Page:Revue des Deux Mondes - 1880 - tome 42.djvu/800

La bibliothèque libre.
Le texte de cette page a été corrigé et est conforme au fac-similé.

M. Necker eut l’occasion de rendre à la petite république qu’il représentait d’assez importans services, entre autres en obtenant le rétablissement du libre commerce des grains entre le territoire de Genève et celui de la France (ce qui n’était pas dans ces temps de disette fréquente une affaire de mince intérêt) et aussi en faisant parvenir de temps à autre aux Magnifiques et très honorés seigneurs composant le Petit Conseil de sages représentations. C’est ainsi qu’en les informant que deux mille natifs, exaspérés par la rigueur des bourgeois, avaient demandé au duc de Choiseul la permission de s’établir à Versoix, il ajoutait : « Il serait malheureux et peut-être un peu honteux pour nous que des protestans préférassent la domination qu’ils semblent désirer à celle d’une république. » Ses relations avec le duc de Choiseul étaient fréquentes, et bientôt il acquit sur l’esprit de cet aimable ministre un crédit dont les membres du Magnifique Petit Conseil devaient bientôt, et un peu à leurs dépens, mesurer la solidité.
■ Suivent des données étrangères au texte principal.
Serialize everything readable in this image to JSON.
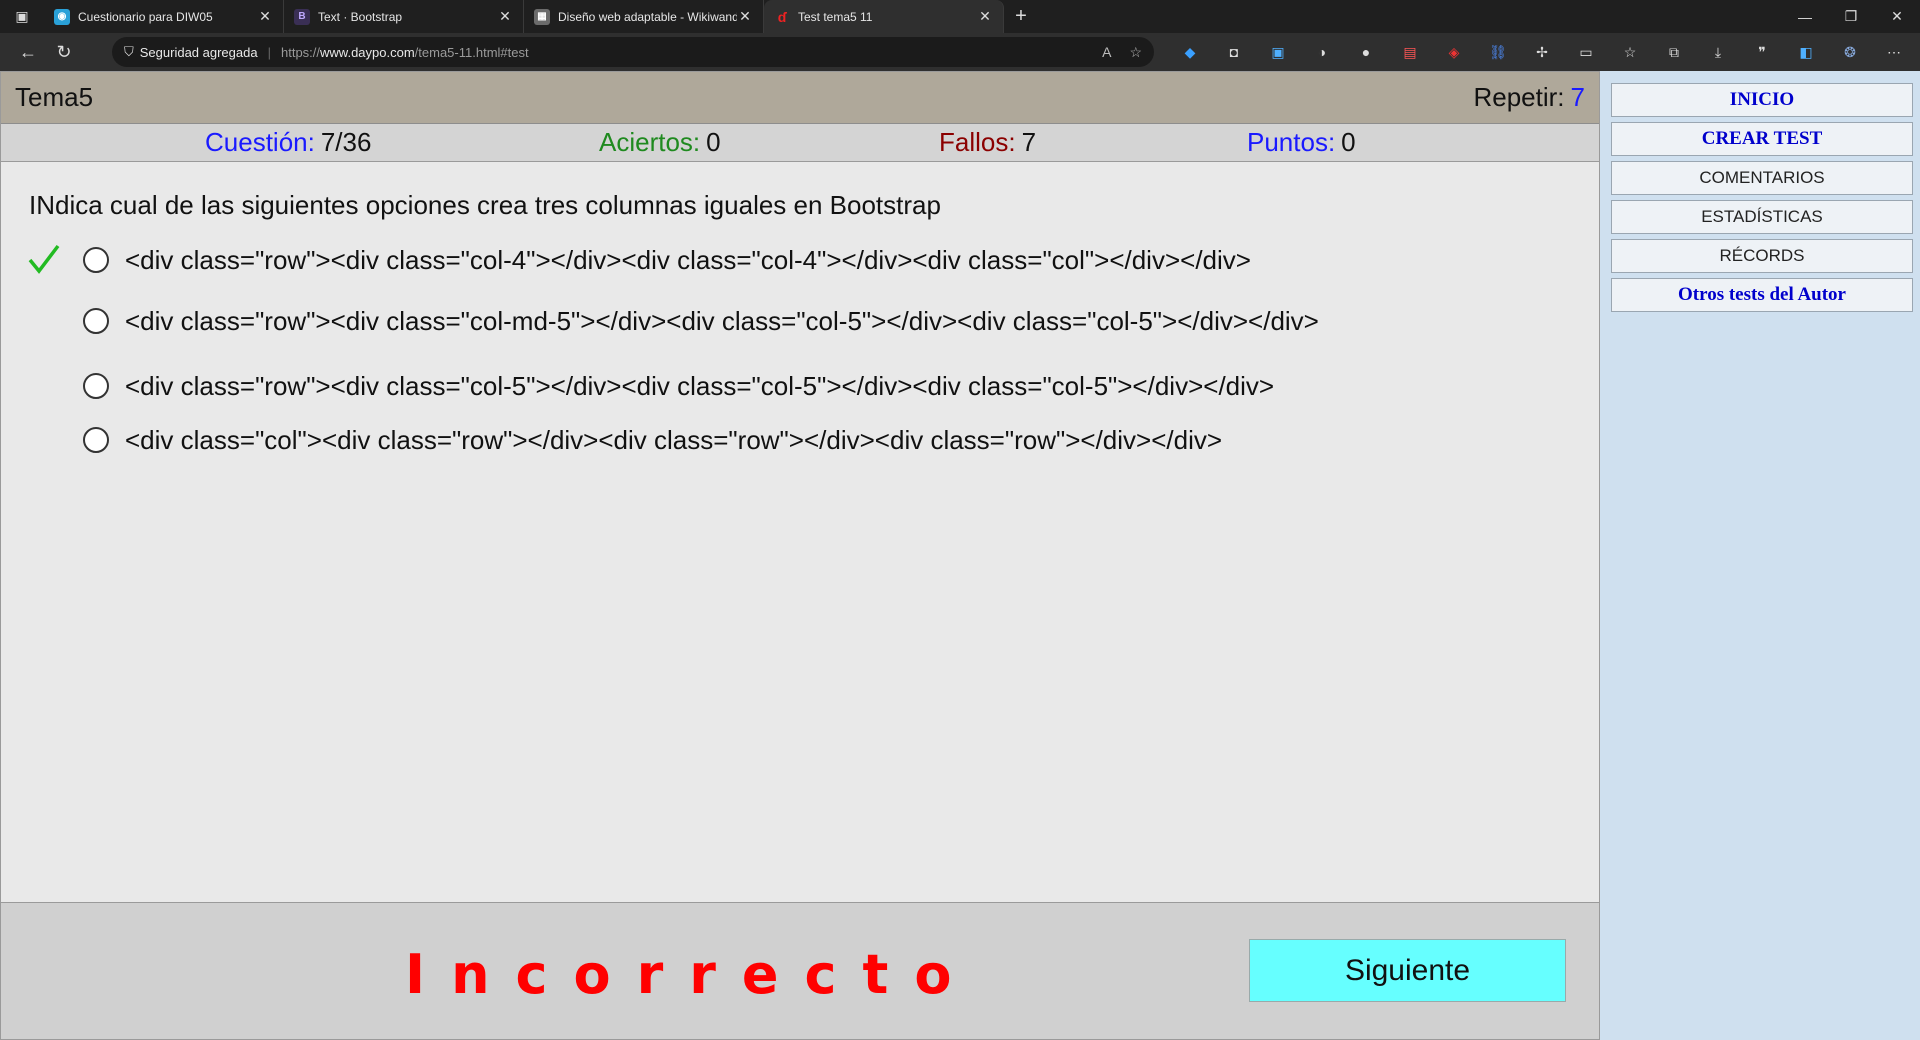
{
  "browser": {
    "tabs": [
      {
        "title": "Cuestionario para DIW05",
        "icon_color": "#2aa1d8",
        "active": false
      },
      {
        "title": "Text · Bootstrap",
        "icon_color": "#7952b3",
        "active": false
      },
      {
        "title": "Diseño web adaptable - Wikiwand",
        "icon_color": "#6b6b6b",
        "active": false
      },
      {
        "title": "Test tema5 11",
        "icon_color": "#d11",
        "active": true
      }
    ],
    "security_label": "Seguridad agregada",
    "url_prefix": "https://",
    "url_host": "www.daypo.com",
    "url_path": "/tema5-11.html#test"
  },
  "quiz": {
    "title": "Tema5",
    "repeat_label": "Repetir:",
    "repeat_value": "7",
    "stats": {
      "question_label": "Cuestión:",
      "question_value": "7/36",
      "correct_label": "Aciertos:",
      "correct_value": "0",
      "wrong_label": "Fallos:",
      "wrong_value": "7",
      "points_label": "Puntos:",
      "points_value": "0"
    },
    "question": "INdica cual de las siguientes opciones crea tres columnas iguales en Bootstrap",
    "options": [
      {
        "text": "<div class=\"row\"><div class=\"col-4\"></div><div class=\"col-4\"></div><div class=\"col\"></div></div>",
        "correct": true
      },
      {
        "text": "<div class=\"row\"><div class=\"col-md-5\"></div><div class=\"col-5\"></div><div class=\"col-5\"></div></div>",
        "correct": false
      },
      {
        "text": "<div class=\"row\"><div class=\"col-5\"></div><div class=\"col-5\"></div><div class=\"col-5\"></div></div>",
        "correct": false
      },
      {
        "text": "<div class=\"col\"><div class=\"row\"></div><div class=\"row\"></div><div class=\"row\"></div></div>",
        "correct": false
      }
    ],
    "verdict": "Incorrecto",
    "next_label": "Siguiente"
  },
  "sidebar": {
    "items": [
      {
        "label": "INICIO",
        "style": "blue"
      },
      {
        "label": "CREAR TEST",
        "style": "blue"
      },
      {
        "label": "COMENTARIOS",
        "style": "plain"
      },
      {
        "label": "ESTADÍSTICAS",
        "style": "plain"
      },
      {
        "label": "RÉCORDS",
        "style": "plain"
      },
      {
        "label": "Otros tests del Autor",
        "style": "blue"
      }
    ]
  },
  "colors": {
    "header_bg": "#afa89a",
    "stat_blue": "#1a1aff",
    "stat_green": "#1f8a1f",
    "stat_red": "#8b0000",
    "verdict_red": "#ff0000",
    "next_button_bg": "#66ffff",
    "check_green": "#22bb22"
  }
}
Sans cesse harcelés par eux pour qu’il entretînt le duc de Choiseul des moindres affaires de la république de Genève, et ne pouvant leur faire entendre « qu’il était difficile que M. le duc de Choiseul donnât beaucoup de temps à des affaires qui l’intéressaient peu, » M. Necker finit par s’excuser d’une façon un peu vague « sur ses grandes affaires et sur l’état de sa santé, qui ne lui permettait pas de s’occuper, avec autant de zèle qu’il l’aurait désiré, des affaires de la république. » Le Magnifique Petit Conseil fut blessé de cette défaite ; mais comme c’était un gros parti à prendre que de destituer un représentant aussi bien vu à Versailles, on s’arrêta à un moyen terme, il faut en convenir, assez singulièrement trouvé. « Après la prière, disent les procès-verbaux du conseil, M. le premier (le premier syndic qui présidait le Petit Conseil) a dit que la santé du sieur Necker est dérangée de manière qu’il ne peut s’occuper des affaires dont il est chargé autant qu’il serait à désirer. On décida qu’on enverrait quelqu’un à Paris pour soulager le sieur Necker avec des lettres de créance sans qualité, et que, vu la nature de l’envoi, il n’était pas nécessaire de l’en prévenir. » Et, dans une séance ultérieure, le conseil désigna, pour partir prochainement, un de ses membres, noble[1] Philibert Cramer.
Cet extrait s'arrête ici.